"Here's a nice house, Tommy; I think I'll look in. See you to-morrow."

Semple, walking on, glanced back to see what house it was. It proved to be the brownstone palace leased for three years by old Mr. Avery, formerly of Mauch Chunk but now of Ours.

Sharlee, too, retired from her painful interview with West with a sense of irreparable loss. Her idol of so many years had, at a word, toppled off into the dust, and not all the king's horses could ever get him back again. It was like a death to her, and in most ways worse than a death.

She lay awake a long time that night, thinking of the two men who, for she could not say how long, had equally shared first place in her thoughts. And gradually she read them both anew by the blaze lit by one small incident.

She could not believe that West was deliberately false; she was certain that he was not deliberately false. But she saw now, as by a sudden searchlight flung upon him, that her one-time paladin had a fatal weakness. He could not be honest with himself. He could believe anything that he wanted to believe. He could hypnotize himself at will by the enchanting music of his own imaginings. He had pretty graces and he told himself they were large, fine abilities; dim emotions and he thought they were ideals; vague gropings of ambition, and when he had waved the hands of his fancy over them, presto, they had become great dominating purposes. He had fluttered fitfully from business to Blaines College; from the college to the Post; before long he would flutter on from the Post to something else—always falling short, always secretly disappointed, everywhere a failure as a man, though few might know it but himself. West's trouble, in fact, was that he was not a man at all. He was weakest where a real man is strongest. He was merely a chameleon taking his color from whatever he happened to light upon; a handsome boat which could never get anywhere because it had no rudder; an ornamental butterfly driving aimlessly before the nearest breeze. He meant well, in a general way, but his good intentions proved descending paving-stones because he was constitutionally incapable of meaning anything very hard.

West had had everything in the beginning except money; and he had the faculty of making all of that he wanted. Queed—she found that name still clinging to him in her thoughts—had had nothing in the beginning except his fearless honesty. In everything else that a man should he, he had seemed to her painfully destitute. But because through everything he had held unflinchingly to his honesty, he had been steadily climbing the heights. He had passed West long ago, because their faces were set in opposite directions. West had had the finest distinctions of honor carefully instilled into him from his birth. Queed had deduced his, raw, from his own unswerving honesty. And the first acid test of a real situation showed that West's honor was only burnished and decorated dross, while Queed's, which he had made himself, was as fine gold. In that test, all superficial trappings were burned and shriveled away; men were made to show their men's colors; and the "queer little man with the queer little name" had instantly cast off his resplendent superior because contact with his superior's dishonesty was degrading to him. Yet in the same breath, he had allowed his former chief to foist off that dishonesty upon his own clean shoulders, and borne the detestable burden without demand for sympathy or claim for gratitude. And this was the measure of how, as Queed had climbed by his honesty, his whole nature had been strengthened and refined. For if he had begun as the most unconscious and merciless of egoists, who could sacrifice little Fifi to his comfort without a tremor, he had ended with the supreme act of purest altruism: the voluntary sacrifice of himself to save a man whom in his heart he must despise.

But was that the supreme altruism? What had it cost him, after all, but her friendship? Perhaps he did not regard that as so heavy a price to pay.

Sharlee turned her face to the wall. In the darkness, she felt the color rising at her throat and sweeping softly but resistlessly upward. And she found herself feverishly clinging to all that her little Doctor had said, and looked, in all their meetings which, remembered now, gave her the right to think that their parting had been hard for him, too.

Yet it was not upon their parting that her mind busied itself most, but upon thoughts of their remeeting. The relations which she had thought to exist between them had, it was clear, been violently reversed. The one point now was for her to meet the topsy-turveyed situation as swiftly, as generously, and as humbly as was possible.
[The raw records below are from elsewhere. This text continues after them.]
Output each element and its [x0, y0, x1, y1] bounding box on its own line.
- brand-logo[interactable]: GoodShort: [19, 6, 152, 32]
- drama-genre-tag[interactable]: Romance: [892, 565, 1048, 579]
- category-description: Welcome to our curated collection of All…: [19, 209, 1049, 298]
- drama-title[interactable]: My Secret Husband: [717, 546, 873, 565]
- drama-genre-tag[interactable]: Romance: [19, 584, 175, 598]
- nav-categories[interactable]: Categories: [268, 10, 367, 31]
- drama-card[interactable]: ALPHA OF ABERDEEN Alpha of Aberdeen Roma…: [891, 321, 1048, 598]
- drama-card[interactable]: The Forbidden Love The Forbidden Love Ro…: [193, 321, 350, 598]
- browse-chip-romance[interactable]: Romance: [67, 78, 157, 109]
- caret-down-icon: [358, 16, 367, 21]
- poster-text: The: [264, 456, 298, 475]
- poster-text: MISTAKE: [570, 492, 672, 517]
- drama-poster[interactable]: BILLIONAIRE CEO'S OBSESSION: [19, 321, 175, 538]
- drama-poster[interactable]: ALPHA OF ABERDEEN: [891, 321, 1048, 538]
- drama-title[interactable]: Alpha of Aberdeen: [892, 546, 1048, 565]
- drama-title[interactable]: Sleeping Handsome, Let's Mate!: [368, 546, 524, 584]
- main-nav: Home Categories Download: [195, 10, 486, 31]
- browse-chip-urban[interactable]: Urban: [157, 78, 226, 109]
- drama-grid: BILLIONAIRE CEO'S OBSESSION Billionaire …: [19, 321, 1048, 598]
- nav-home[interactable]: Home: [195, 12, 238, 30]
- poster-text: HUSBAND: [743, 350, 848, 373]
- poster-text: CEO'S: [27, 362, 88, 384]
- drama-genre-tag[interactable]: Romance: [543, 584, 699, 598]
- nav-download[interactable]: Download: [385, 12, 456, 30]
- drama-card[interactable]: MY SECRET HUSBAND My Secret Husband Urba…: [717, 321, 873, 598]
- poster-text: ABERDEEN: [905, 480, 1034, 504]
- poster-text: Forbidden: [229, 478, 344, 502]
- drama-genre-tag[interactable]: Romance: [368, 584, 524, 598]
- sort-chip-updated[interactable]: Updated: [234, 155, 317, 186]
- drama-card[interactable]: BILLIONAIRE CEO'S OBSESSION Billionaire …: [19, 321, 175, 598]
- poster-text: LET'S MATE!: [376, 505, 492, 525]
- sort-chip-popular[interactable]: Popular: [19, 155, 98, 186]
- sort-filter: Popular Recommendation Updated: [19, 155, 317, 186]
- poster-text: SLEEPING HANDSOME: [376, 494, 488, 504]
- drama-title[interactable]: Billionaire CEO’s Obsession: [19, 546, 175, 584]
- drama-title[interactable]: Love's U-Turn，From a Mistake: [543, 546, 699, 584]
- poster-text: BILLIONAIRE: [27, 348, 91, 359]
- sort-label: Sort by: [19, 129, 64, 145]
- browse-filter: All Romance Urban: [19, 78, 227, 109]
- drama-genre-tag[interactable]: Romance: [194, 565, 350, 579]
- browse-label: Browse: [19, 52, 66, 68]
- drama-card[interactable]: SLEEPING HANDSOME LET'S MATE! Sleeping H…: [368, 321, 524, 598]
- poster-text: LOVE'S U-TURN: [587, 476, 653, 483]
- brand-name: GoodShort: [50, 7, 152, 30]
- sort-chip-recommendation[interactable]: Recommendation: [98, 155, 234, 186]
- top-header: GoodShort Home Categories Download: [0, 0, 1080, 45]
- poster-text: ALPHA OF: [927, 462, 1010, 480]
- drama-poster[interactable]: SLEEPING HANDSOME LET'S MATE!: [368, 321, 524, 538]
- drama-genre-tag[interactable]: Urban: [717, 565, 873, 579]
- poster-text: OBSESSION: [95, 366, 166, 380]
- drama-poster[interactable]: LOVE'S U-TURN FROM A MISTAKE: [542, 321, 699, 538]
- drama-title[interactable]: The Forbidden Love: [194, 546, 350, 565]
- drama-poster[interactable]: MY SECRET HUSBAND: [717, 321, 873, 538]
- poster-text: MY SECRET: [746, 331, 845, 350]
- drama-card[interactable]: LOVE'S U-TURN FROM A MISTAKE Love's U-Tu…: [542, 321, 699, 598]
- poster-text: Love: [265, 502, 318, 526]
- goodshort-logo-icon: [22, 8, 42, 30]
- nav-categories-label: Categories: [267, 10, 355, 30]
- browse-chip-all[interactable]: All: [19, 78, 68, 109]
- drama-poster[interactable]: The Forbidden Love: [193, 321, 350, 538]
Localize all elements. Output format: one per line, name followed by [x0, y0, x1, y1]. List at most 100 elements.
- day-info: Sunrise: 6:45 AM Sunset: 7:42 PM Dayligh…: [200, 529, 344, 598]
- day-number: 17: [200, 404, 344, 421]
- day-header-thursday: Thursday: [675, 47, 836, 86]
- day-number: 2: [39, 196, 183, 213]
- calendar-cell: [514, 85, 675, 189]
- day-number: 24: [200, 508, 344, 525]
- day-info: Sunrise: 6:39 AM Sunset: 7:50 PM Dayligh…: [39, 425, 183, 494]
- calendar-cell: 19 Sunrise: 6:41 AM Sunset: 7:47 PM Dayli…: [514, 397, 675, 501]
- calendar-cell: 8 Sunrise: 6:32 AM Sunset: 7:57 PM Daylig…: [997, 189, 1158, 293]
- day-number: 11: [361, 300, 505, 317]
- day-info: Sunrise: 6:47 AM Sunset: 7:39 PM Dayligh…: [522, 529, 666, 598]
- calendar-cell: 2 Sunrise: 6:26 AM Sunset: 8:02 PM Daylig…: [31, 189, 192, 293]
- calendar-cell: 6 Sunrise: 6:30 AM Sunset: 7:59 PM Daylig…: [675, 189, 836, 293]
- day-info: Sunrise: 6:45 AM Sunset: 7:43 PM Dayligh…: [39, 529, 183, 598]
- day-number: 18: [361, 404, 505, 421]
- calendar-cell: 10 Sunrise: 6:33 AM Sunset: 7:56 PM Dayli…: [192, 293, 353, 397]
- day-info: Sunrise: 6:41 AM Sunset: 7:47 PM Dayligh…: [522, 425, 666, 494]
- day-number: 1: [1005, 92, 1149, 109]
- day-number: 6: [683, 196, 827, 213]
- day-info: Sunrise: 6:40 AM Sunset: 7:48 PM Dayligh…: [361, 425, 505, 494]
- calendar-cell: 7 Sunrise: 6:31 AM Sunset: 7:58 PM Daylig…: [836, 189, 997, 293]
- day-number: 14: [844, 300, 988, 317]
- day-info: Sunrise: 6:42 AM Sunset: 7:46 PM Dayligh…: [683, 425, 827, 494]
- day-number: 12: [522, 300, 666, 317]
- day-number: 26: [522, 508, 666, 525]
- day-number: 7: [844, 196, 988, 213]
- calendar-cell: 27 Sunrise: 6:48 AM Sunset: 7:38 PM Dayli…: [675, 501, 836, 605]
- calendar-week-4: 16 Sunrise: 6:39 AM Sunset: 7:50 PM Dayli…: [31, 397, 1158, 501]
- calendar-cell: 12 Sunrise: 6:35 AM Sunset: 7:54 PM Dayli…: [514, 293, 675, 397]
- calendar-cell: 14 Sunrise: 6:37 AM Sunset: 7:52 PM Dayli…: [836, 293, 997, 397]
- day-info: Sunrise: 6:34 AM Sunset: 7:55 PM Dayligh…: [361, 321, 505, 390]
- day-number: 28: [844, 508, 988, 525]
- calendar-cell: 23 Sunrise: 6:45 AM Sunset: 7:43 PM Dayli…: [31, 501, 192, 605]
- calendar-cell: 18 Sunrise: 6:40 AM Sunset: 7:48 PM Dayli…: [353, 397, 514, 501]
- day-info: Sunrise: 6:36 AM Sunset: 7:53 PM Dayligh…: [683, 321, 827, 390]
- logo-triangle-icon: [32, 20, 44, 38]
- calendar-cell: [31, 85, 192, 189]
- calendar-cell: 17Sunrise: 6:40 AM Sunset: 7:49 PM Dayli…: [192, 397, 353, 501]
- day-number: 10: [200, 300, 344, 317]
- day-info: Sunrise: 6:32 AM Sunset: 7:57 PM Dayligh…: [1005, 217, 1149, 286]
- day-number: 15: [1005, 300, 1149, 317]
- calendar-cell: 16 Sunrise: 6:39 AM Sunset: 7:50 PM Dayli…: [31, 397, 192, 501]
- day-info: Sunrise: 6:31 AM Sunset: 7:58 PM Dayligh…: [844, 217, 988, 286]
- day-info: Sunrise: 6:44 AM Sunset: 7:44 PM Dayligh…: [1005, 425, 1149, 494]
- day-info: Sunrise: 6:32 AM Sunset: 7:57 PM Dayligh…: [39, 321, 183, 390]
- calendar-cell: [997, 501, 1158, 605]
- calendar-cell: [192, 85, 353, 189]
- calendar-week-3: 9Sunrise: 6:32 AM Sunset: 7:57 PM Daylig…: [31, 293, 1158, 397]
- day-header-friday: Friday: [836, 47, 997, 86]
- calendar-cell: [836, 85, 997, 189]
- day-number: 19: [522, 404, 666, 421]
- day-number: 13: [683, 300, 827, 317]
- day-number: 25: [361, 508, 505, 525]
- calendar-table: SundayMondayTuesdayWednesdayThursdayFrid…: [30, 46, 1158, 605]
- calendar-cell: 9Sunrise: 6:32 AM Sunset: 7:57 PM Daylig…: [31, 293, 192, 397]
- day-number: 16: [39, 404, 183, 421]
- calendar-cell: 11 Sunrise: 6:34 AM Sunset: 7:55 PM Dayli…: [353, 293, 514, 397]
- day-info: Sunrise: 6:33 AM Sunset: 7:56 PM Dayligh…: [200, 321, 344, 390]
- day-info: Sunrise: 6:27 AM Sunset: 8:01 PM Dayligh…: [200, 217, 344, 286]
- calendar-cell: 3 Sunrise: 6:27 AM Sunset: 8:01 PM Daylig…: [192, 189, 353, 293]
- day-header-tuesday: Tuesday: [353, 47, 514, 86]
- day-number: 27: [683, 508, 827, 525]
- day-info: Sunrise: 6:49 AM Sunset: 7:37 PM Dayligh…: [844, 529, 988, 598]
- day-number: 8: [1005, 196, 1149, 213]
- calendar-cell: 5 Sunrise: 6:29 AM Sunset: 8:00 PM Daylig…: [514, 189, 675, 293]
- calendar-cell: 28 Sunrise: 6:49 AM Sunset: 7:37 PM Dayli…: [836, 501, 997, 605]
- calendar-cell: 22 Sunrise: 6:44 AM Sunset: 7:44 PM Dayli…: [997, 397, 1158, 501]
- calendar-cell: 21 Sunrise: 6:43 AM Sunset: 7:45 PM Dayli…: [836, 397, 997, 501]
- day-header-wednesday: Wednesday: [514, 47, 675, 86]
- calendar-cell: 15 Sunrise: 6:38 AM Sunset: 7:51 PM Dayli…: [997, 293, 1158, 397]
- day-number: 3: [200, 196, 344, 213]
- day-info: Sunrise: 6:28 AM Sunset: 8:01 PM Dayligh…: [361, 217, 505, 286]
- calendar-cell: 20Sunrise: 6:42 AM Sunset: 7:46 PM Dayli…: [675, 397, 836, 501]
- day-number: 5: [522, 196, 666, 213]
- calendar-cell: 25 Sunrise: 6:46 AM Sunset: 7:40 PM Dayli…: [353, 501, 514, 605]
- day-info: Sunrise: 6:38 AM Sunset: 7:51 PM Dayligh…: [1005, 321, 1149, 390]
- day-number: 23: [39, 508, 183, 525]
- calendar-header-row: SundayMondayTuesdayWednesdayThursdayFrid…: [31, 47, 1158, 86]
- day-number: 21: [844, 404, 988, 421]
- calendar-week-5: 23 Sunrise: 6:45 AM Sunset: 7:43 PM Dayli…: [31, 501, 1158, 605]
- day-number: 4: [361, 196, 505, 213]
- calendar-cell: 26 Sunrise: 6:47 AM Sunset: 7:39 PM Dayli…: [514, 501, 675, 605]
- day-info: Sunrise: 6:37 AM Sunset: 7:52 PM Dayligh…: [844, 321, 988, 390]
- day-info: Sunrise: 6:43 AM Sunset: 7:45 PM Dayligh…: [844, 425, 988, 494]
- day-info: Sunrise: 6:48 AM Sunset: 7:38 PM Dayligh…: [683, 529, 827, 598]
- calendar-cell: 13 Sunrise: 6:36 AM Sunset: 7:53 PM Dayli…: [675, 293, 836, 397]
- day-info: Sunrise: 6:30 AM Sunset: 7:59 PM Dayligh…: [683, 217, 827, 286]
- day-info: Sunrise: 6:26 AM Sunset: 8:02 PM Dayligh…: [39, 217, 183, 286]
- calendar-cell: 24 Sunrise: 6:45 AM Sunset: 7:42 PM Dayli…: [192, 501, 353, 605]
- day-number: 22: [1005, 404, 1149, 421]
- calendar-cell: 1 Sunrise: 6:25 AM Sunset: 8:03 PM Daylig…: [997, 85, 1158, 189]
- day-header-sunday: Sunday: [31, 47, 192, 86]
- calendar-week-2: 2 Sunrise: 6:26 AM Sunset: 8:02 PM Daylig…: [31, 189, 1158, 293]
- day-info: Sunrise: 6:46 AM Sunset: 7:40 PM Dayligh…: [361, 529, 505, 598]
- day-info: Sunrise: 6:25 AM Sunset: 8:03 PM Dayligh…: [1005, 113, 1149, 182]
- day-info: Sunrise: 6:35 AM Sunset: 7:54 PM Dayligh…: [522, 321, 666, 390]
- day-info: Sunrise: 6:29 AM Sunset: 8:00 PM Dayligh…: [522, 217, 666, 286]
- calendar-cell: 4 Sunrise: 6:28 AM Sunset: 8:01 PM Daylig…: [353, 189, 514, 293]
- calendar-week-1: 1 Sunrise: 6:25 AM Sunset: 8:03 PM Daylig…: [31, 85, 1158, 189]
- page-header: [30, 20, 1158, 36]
If she had been a man, she would have gone to him at once, hunted him up this very night, and told him in the most groveling language at her command, how infinitely sorry and ashamed she was. Lying wide-eyed in her little white bed, she composed a number of long speeches that she, as a man, would have made to him; embarrassing speeches which he, as a man, or any other man that ever lived, would never have endured for a moment. But she was not a man, she was a girl; and girls were not allowed to go to men, and frankly and honestly say what was in their hearts. She was not in the least likely to meet him by accident; the telephone was unthinkable. There remained only to write him a letter.